The localized changes in CC number in embryos lacking Myb function are reminiscent of the effects of cardiac progenitor cell division defects observed in embryos mutant for either of the two forkhead TF-encoding genes jumu or CHES-1-like, or for the downstream kinase-encoding gene polo (Ahmad et al., 2012). The two Svp-CCs in wild-type cardiac hemisegments are generated by two asymmetric progenitor cell divisions, with each division from an Svp progenitor cell producing one Svp-CC and one Svp-PC (Fig. 6E, yellow and red cells, respectively), whereas two symmetric cell divisions give rise to the four Tin-CCs (Fig. 6E, green cells) (Gajewski et al., 2000; Ward and Skeath, 2000; Han and Olson, 2005; Bodmer and Frasch, 2010). Eliminating jumu, CHES-1-like or polo function results in characteristic asymmetric and symmetric cell division defects affecting the number of Svp heart cell types and Tin-CCs, respectively (Fig. 6E) (Ahmad et al., 2012). All three genes have also been implicated in cell divisions at an earlier developmental stage that generate the Svp progenitor cells, with mutations in these genes producing either one or three Svp progenitors per hemisegment in place of the expected two, thus subsequently resulting in one or three pairs of Svp-CCs and Svp-PCs, respectively (Ahmad et al., 2012). Note that each of these distinct types of cell division defects (schematically summarized in Fig. 6E) can be uniquely identified by assessing the number of Svp-CCs, Svp-PCs and Tin-CCs in a hemisegment by staining with appropriate markers.

We attempted to ascertain whether one or more of these cell division defects were also responsible for the localized changes in CC number detected in Myb mutants. Examination of embryos hemizygous for MybMH30 revealed a significant increase over wild type both in the fraction of hemisegments with either excess or fewer Tin-CCs, corresponding to symmetric cell division defects, and in the fraction of hemisegments with either one or three pairs of Svp-CCs and Svp-PCs, corresponding to earlier cell division defects affecting the number of Svp progenitors (Fig. 6A-D,F; supplementary material Table S4). An alternative explanation for the latter phenotype is defective Myb-mediated selection of Svp progenitors from cardiac mesoderm equivalence groups. However, given the well-characterized role of Myb in governing mitosis and cytokinesis (Katzen et al., 1998; DeBruhl et al., 2013), we consider defects in earlier rounds of cell division to be the more likely cause. By contrast, the fraction of hemisegments exhibiting asymmetric cell division defects in MybMH30 hemizygotes was both minuscule and not significantly different from that in wild-type embryos (Fig. 6F).

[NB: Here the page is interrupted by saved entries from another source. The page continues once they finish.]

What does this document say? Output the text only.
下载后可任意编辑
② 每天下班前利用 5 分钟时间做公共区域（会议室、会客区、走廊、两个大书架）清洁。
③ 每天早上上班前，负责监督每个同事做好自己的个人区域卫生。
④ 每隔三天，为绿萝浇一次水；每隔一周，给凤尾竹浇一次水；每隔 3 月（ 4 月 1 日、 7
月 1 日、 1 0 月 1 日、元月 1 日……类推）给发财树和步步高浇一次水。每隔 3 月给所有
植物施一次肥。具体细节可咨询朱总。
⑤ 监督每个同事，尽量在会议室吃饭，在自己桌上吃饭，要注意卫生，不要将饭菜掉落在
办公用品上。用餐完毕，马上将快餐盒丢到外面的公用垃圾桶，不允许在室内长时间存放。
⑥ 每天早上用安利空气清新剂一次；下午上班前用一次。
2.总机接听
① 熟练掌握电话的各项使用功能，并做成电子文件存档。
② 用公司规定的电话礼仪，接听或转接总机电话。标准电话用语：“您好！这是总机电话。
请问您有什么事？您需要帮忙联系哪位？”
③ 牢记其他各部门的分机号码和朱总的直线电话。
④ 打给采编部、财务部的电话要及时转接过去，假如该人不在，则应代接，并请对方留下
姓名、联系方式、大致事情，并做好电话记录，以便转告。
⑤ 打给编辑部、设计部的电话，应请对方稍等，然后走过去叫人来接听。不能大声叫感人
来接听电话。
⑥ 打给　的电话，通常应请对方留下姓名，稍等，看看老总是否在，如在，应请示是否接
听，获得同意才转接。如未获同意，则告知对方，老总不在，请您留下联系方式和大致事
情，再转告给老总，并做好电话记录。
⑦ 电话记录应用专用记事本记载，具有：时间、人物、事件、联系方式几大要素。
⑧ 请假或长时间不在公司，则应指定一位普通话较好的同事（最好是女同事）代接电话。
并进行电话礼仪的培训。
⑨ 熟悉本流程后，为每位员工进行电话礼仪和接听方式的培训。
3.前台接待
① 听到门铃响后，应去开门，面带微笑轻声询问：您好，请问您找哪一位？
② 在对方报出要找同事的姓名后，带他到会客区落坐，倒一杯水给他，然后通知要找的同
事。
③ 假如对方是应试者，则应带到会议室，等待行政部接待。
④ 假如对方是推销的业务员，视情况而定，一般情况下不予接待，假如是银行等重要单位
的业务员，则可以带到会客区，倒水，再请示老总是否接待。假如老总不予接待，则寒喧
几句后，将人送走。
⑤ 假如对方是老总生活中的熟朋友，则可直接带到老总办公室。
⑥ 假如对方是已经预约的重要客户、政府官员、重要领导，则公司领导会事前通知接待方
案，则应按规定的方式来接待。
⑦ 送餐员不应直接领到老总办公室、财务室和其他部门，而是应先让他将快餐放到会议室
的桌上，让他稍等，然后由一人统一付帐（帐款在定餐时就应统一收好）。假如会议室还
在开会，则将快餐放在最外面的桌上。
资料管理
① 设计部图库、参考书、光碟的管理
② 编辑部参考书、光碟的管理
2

Collectively, these results indicate that Myb regulates two distinct categories of cardiac progenitor cell divisions to specify correct cardiac cell numbers: symmetric cell divisions of the Tin-CC progenitors, and an earlier round of cell divisions that gives rise to the Svp progenitors. The observations that these two classes of cell division are also mediated by a pathway involving jumu and CHES-1-like regulating polo (Ahmad et al., 2012), and that Myb itself also regulates polo in other systems (Wen et al., 2008), suggested that Myb too might be acting through the same pathway, a hypothesis that we examined in the following experiments.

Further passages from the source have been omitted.